De subsidieregeling Hernieuwbare Energietransitie (HER+) is een instrument dat zich specifiek richt op het verlagen van de kosten van CO2-reducerende technologieën door innovatie en kan als voorloper van de SDE++-subsidie gezien worden. De verbreding van de HER+ van hernieuwbare energieproductie naar CO2-reducerende technologieën is per 1 september 2020 van kracht.

Evenals bij de MOOI en DEI+, observeer ik ook bij de HER(+) een positieve trend in de markt. De openstelling die in het voorjaar van 2020 sloot is de eerste openstelling waarin de regeling is overtekend. Om ook deze positieve ontwikkeling te faciliteren heb ik ruim € 3 miljoen extra vrijgemaakt om projecten uit deze ronde te subsidiëren.

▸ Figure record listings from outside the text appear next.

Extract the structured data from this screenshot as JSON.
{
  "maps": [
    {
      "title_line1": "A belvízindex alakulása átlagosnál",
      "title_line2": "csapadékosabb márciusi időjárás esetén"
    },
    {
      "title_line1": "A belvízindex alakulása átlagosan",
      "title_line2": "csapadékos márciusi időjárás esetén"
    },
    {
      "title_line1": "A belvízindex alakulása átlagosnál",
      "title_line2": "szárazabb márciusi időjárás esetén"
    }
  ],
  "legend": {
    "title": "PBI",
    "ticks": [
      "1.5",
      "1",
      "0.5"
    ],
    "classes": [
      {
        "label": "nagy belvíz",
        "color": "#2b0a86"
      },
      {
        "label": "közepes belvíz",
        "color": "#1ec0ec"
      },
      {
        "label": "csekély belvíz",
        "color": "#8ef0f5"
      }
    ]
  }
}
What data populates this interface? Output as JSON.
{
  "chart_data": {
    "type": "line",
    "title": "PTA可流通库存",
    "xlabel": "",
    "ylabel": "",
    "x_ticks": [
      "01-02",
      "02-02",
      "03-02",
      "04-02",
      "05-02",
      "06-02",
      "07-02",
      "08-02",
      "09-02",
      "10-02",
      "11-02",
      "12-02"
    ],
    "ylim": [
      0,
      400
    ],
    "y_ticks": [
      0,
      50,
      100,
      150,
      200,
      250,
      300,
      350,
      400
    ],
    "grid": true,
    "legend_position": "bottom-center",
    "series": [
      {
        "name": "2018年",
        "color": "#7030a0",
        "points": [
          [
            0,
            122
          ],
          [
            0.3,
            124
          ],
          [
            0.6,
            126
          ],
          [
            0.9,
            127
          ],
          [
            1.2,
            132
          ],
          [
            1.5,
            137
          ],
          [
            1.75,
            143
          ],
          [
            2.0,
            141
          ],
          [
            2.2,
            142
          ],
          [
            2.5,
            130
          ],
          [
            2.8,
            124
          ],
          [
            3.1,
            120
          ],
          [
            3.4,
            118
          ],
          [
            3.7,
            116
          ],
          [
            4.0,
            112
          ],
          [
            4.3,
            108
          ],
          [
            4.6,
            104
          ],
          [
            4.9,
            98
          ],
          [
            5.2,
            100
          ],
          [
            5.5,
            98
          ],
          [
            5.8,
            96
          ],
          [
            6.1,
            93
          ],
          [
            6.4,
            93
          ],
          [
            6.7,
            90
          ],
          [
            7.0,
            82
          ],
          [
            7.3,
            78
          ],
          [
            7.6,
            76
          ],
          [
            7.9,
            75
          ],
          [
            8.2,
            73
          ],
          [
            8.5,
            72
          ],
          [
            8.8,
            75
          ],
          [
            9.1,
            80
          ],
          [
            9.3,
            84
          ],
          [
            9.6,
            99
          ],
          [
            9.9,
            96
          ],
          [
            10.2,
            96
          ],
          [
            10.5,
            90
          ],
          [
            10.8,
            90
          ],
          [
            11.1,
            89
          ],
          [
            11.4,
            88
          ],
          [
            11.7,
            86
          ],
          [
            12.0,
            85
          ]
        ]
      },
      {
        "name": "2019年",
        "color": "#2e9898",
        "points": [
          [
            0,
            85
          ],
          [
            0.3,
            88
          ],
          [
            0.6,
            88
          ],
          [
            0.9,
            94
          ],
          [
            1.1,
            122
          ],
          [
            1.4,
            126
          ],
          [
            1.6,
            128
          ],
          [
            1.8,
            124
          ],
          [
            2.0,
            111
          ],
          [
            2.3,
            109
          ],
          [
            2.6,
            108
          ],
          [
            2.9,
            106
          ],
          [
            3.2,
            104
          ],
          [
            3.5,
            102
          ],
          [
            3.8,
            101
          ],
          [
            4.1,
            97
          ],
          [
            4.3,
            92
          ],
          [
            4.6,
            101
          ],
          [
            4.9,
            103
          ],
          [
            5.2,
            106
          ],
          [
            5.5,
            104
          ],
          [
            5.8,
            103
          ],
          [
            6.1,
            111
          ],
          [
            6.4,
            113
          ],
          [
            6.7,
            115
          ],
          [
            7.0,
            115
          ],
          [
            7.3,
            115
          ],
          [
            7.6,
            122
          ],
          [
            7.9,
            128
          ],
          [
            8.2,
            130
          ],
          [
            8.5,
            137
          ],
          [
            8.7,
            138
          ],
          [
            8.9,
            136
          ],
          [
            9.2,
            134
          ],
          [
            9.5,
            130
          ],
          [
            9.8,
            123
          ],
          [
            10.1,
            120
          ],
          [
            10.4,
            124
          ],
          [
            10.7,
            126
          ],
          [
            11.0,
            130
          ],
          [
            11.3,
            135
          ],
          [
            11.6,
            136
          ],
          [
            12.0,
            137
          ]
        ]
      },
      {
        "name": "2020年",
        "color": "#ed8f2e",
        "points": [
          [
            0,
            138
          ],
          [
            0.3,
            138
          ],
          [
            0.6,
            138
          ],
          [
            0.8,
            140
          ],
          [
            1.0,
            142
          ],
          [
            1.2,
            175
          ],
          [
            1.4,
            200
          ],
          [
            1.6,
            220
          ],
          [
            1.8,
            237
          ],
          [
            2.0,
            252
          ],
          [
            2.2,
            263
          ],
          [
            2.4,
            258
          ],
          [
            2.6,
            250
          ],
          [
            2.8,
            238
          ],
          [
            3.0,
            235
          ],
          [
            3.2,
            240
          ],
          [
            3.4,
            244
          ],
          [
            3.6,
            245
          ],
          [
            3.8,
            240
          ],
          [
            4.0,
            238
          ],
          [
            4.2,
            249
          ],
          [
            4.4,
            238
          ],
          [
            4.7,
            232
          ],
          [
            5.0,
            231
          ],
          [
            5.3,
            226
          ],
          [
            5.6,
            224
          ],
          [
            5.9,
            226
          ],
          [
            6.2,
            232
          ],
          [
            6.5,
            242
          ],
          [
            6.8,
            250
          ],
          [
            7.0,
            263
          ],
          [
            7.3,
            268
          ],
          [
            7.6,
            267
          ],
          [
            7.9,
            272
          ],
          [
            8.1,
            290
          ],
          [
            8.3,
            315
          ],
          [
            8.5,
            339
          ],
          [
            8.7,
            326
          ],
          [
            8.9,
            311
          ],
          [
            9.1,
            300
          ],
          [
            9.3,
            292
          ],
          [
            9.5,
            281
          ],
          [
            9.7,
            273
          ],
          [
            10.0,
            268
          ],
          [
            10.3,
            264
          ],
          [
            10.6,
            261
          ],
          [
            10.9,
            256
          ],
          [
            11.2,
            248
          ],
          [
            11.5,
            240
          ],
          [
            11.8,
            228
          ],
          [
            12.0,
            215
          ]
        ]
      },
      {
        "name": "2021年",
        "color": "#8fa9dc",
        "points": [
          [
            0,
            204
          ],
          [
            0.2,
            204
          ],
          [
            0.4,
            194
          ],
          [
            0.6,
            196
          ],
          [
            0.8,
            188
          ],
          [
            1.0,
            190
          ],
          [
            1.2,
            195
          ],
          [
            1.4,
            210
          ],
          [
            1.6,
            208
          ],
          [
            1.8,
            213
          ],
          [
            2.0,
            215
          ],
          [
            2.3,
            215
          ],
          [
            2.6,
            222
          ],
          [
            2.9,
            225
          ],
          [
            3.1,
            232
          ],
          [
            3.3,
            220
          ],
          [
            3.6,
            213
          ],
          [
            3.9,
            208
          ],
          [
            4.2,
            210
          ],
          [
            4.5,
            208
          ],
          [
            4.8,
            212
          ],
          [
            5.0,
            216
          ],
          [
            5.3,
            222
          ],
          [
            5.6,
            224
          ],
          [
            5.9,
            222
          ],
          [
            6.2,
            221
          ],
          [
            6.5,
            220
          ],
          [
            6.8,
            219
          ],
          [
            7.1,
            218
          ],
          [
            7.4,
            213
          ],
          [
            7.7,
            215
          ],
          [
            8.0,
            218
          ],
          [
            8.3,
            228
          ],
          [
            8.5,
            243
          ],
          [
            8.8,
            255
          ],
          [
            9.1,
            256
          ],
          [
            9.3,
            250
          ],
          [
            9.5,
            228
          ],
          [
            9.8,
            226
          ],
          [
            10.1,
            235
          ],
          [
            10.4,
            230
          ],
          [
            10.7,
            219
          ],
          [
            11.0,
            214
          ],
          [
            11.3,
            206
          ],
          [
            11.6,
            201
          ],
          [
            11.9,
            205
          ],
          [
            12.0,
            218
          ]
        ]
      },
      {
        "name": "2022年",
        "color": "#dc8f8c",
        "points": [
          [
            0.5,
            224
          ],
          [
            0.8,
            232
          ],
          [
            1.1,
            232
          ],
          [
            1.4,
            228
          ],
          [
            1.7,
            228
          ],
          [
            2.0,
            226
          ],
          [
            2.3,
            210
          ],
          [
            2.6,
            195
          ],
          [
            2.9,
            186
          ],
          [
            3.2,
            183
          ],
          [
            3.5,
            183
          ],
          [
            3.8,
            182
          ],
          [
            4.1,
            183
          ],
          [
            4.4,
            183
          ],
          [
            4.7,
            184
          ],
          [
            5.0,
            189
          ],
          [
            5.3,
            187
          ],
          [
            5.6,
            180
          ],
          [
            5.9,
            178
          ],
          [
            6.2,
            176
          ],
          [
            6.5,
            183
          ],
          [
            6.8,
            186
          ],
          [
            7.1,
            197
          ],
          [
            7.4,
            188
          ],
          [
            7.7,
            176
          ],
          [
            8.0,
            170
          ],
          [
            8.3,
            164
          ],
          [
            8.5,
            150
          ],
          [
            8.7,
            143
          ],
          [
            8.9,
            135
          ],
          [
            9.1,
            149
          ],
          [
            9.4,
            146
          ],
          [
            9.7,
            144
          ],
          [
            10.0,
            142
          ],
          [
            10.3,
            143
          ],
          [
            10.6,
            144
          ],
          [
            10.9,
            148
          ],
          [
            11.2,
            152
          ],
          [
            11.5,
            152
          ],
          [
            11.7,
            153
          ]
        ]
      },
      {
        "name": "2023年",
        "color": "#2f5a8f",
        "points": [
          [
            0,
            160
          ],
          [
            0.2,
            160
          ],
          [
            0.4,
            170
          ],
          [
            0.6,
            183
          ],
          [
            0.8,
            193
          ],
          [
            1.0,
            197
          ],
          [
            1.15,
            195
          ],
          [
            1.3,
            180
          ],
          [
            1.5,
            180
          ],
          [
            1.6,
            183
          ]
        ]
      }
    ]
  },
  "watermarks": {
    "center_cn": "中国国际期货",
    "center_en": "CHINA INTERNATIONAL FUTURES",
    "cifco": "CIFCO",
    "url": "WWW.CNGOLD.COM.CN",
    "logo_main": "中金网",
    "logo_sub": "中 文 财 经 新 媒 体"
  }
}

Mijn ambitie is om de HER+ dit jaar gedurende dezelfde openstellingsperiode en met hetzelfde budgetplafond open te stellen als voorgaande jaren. Daarmee zal de HER+ van 1 april 2021 tot en met 31 maart 2022 opengesteld worden met een budgetplafond van € 50 miljoen. Bij deze openstelling is een technische wijziging aangebracht. Hierdoor is er voor innovatieprojecten die bijdragen aan het verlagen van de kostprijs van hernieuwbare elektriciteitsproductie geen directe koppeling met de SDE++ meer. Voortaan geldt de voorwaarde dat deze projecten aantoonbaar moeten leiden tot een kostendaling die groter is dan de aangevraagde subsidie en dat het door de innovatie te realiseren basisbedrag van de techniek lager is dan € 300/ton CO2.

Afsluitend

In een onzekere economische tijd door de COVID-19-pandemie is het positief te constateren dat de innovatie-inzet die nodig is om onze klimaat- en energiedoelen te halen, onverminderd is voortgezet. Er zijn in 2020 zeer positieve resultaten geboekt, tevens te zien aan de meerdere budgetophogingen om de vraag vanuit de markt te kunnen beantwoorden.

Daarnaast zijn er grote stappen gezet om het instrumentarium in lijn te brengen met het missiegedreven innovatiebeleid. Samen met de resultaten vormt dit een stevig fundament om door te gaan op de ingeslagen weg en in 2021 verder in te zetten op missiegedreven innovatiebeleid. Daarbij heb ik goede hoop dat de vraagtrend vanuit de markt zal doorzetten.